Wieso ignoriert der Presseclub diese gerechte Reklamation Russlands? Wieso sind deutsche Redaktionen nicht in der Lage, die lange fehlgeschlagene Außenpolitik der USA/NATO/EU einzusehen und an den Pranger zu stellen? Was hält sie davon ab?

Russland, ein wichtiger Faktor für Deutschland und Europa

Hoffnung für die Ukraine gibt es nur, wenn sie zum Frieden bereit ist. Der ukrainische Botschafter Andrej Melnick hat richtig erkannt, dass Russland ein wichtiger Faktor für Deutschland und Europa ist und bleiben wird. Wenn die Ukraine eine europäische Perspektive haben soll, muss sie zuerst Frieden mit Russland schließen. Das ist die mindeste vernünftige Voraussetzung, um die Ukraine als zuverlässigen Partner in der EU zu betrachten. Russland hat nichts dagegen, aber Europa sollte dafür die Weichen stellen, denn ein Rückzugsgebiet für Aggression und Krieg innerhalb des europäischen Kontinents wäre wirklich Selbstmord für Europa.
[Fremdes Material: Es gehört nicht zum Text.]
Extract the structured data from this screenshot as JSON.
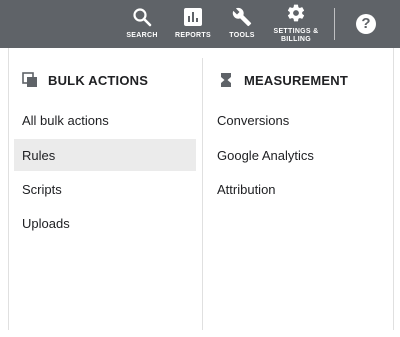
{
  "topbar": {
    "search_label": "SEARCH",
    "reports_label": "REPORTS",
    "tools_label": "TOOLS",
    "settings_label_1": "SETTINGS &",
    "settings_label_2": "BILLING",
    "help_label": "?"
  },
  "left_column": {
    "title": "BULK ACTIONS",
    "items": [
      {
        "label": "All bulk actions"
      },
      {
        "label": "Rules",
        "selected": true
      },
      {
        "label": "Scripts"
      },
      {
        "label": "Uploads"
      }
    ]
  },
  "right_column": {
    "title": "MEASUREMENT",
    "items": [
      {
        "label": "Conversions"
      },
      {
        "label": "Google Analytics"
      },
      {
        "label": "Attribution"
      }
    ]
  },
  "colors": {
    "topbar_bg": "#5f6368",
    "selected_bg": "#ebebeb",
    "text": "#202124"
  }
}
Aneignung des Territoriums der Ukraine für die Zwecke des Nordatlantischen Bündnisses für Russland unannehmbar

Wladimir Purin weiter: << Mit anderen Worten: Sie verhärten ihre Position. Wir können dabei nicht weiter zusehen. Die weitere Ausdehnung der NATO-Infrastruktur und die in Angriff genommene Aneignung des Territoriums der Ukraine für die Zwecke des Nordatlantischen Bündnisses ist für uns unannehmbar. … für uns ist es eine Frage von Leben und Tod, die Frage unserer historischen Zukunft als Volk… Wir haben keine andere Möglichkeit mehr als die, zu der wir jetzt zu greifen gezwungen sind, um Russland und unsere Menschen zu verteidigen. Die Umstände verlangen von uns entschiedenes und unverzügliches Handeln. Die Volksrepubliken des Donbass haben uns um Hilfe und die Durchführung einer militärischen Spezialoperation gebeten… Die heutigen Ereignisse haben nicht das Ziel, die Interessen der Ukraine und des ukrainischen Volkes zu schädigen. Sie dienen der Verteidigung Russlands gegen diejenigen, die die Ukraine als Geisel genommen haben und versuchen, sie gegen unser Land und sein Volk zu instrumentalisieren. Unser Handeln ist ein Akt der Selbstverteidigung gegen Bedrohungen, denen wir ausgesetzt sind, und gegen ein noch größeres Unglück als das, was heute geschieht.>>

Europäer wegen ihrer Allianz mit der USA schon seit über 70 Jahren unter dem Damokles-Schwert der atomaren Auslöschung

Unerhört und ein unbegreifliches gewähren lassen, dass die Europäer schon seit über 70 Jahren unter dem Damokles-Schwert der atomaren Auslöschung leben müssen, eine akute, existentielle Gefahr, die die US-Regierung einfach in Kauf nahm und nimmt, früher mit dem von ihr inszenierten Kalten Krieg, seit der Wende bis heute mit ihrer immer weiter zunehmend wahnsinnigen, aggressiven Konfrontation mit Russland, zeitweilig auch hinter dem Rücken des US-Präsidenten, aber mit perfiden antirussischen Aktivitäten aus London. Und der Presseclub schweigt darüber – warum?